I noticed that shortly after we had left the landing, this old man began walking slowly from one person to another, requesting, I surmised, small change. With a hesitant, but still apathetic feeling of disgust, I looked away, pretending to ignore his approach. He mumbled something to my brother and I, which I could not understand, in what must have been his slowest, saddest asking tone, perfected by years of mechanical inflection. When he looked at me, I instinctively said I had no change (which happened to be true in this particular case, though I probably would have said the same thing regardless), but my brother abruptly indicated that he wanted to know if we had a cigarette. We had none, of course, but I was caught in an unexpectedly embarrassing situation, and again had to refuse the man something I would have willingly given him. He passed on impassively and requested, I assume, a cigarette from someone who must have been only about 18, holding a sleeping bag under his arm. No cigarette there, either.
When he sat down again, I could notice a look of frustration on his face. He was once again oblivious to everyone around him and seemed shrouded in the bitterly degrading search for a used butt on the floor around his feet. He picked one up and brushed it off, checking the amount of tobacco still left on the crushed out cigarette. The slightest glimmer of expectancy passed away to failure once again as he dropped the butt on the floor. I was staring right at him, and he suddenly looked up. I quickly averted my gaze and could only sit there opposite him thinking depressing thoughts of what utter loneliness must be like.

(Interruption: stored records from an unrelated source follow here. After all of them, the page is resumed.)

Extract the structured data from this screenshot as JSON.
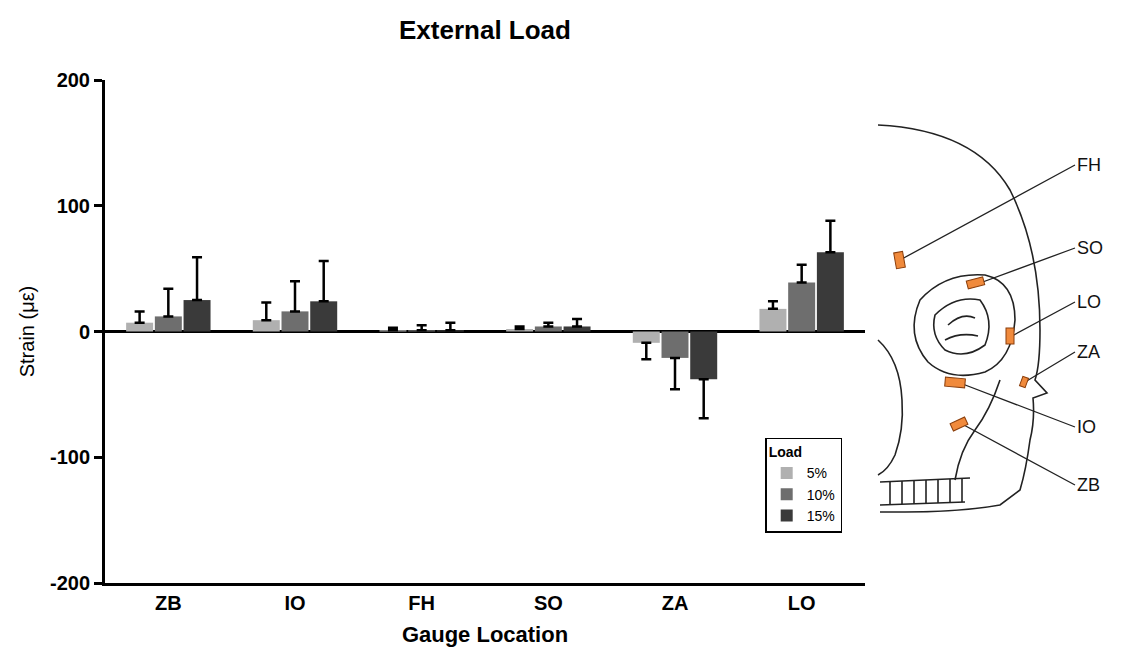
{
  "chart_data": {
    "type": "bar",
    "title": "External Load",
    "x_label": "Gauge Location",
    "y_label": "Strain (με)",
    "categories": [
      "ZB",
      "IO",
      "FH",
      "SO",
      "ZA",
      "LO"
    ],
    "series": [
      {
        "name": "5%",
        "color": "#b0b0b0",
        "values": [
          7,
          9,
          1,
          2,
          -9,
          18
        ],
        "errors": [
          9,
          14,
          2,
          2,
          13,
          6
        ]
      },
      {
        "name": "10%",
        "color": "#6e6e6e",
        "values": [
          12,
          16,
          1,
          4,
          -21,
          39
        ],
        "errors": [
          22,
          24,
          4,
          3,
          25,
          14
        ]
      },
      {
        "name": "15%",
        "color": "#3a3a3a",
        "values": [
          25,
          24,
          1,
          4,
          -38,
          63
        ],
        "errors": [
          34,
          32,
          6,
          6,
          31,
          25
        ]
      }
    ],
    "ylim": [
      -200,
      200
    ],
    "yticks": [
      -200,
      -100,
      0,
      100,
      200
    ],
    "grid": false,
    "legend": "lower right",
    "legend_title": "Load",
    "annotations": [
      "FH",
      "SO",
      "LO",
      "ZA",
      "IO",
      "ZB"
    ]
  }
}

As the ferry approched Canal Street, he got up slowly and walked toward the exit gate, giving the illusion that some destination awaited him. The ferry jolted to a final stop and the gates were thrown open. The old man was one of the first out, but he trudged very slowly and despondently up the ramp. Everyone had soon passed him by, hurrying on their separate ways, and as I passed, I wondered how many people had given him a second thought.
Two hours later, we returned on the ferry at sunset, having enjoyed our delicious Chinese food. Getting off on the Algiers side, I spotted the same old man, slightly hurrying to the ferry landing to make yet another trip across the river.
How can these people survive? They are regarded as bums and subhuman, but I am sure they have cherished memories of carefree childhoods just like the rest of us. They are errant, unfortunate human beings, cast aside and spit upon by society beacuse they “don’t find work.” We are so ignorant of their real plight. I wonder whether behind their fascades of acceptance to a way of life in which they have grown accustomed to merely surviving, each in his own way longs for some chance of rebirth, if only the mere recognition of his or her basic humanity.
I really need to return to New Orleans before I get too much older. Sheer willful stubbornness about doing any more traveling is holding me back. I could spend weeks there just photographing the people and street life in the crowded French Quarter alone. Not to mention the many diverse neighborhoods I am familiar with, but never explored when I was younger. Then there’s my favorite food of all time, which fortunately I can get a few samplings of here in Charleston to bring back memories of good times. And despite all the bad times, I do have many memories to hold onto and cherish because, after all, I grew up there.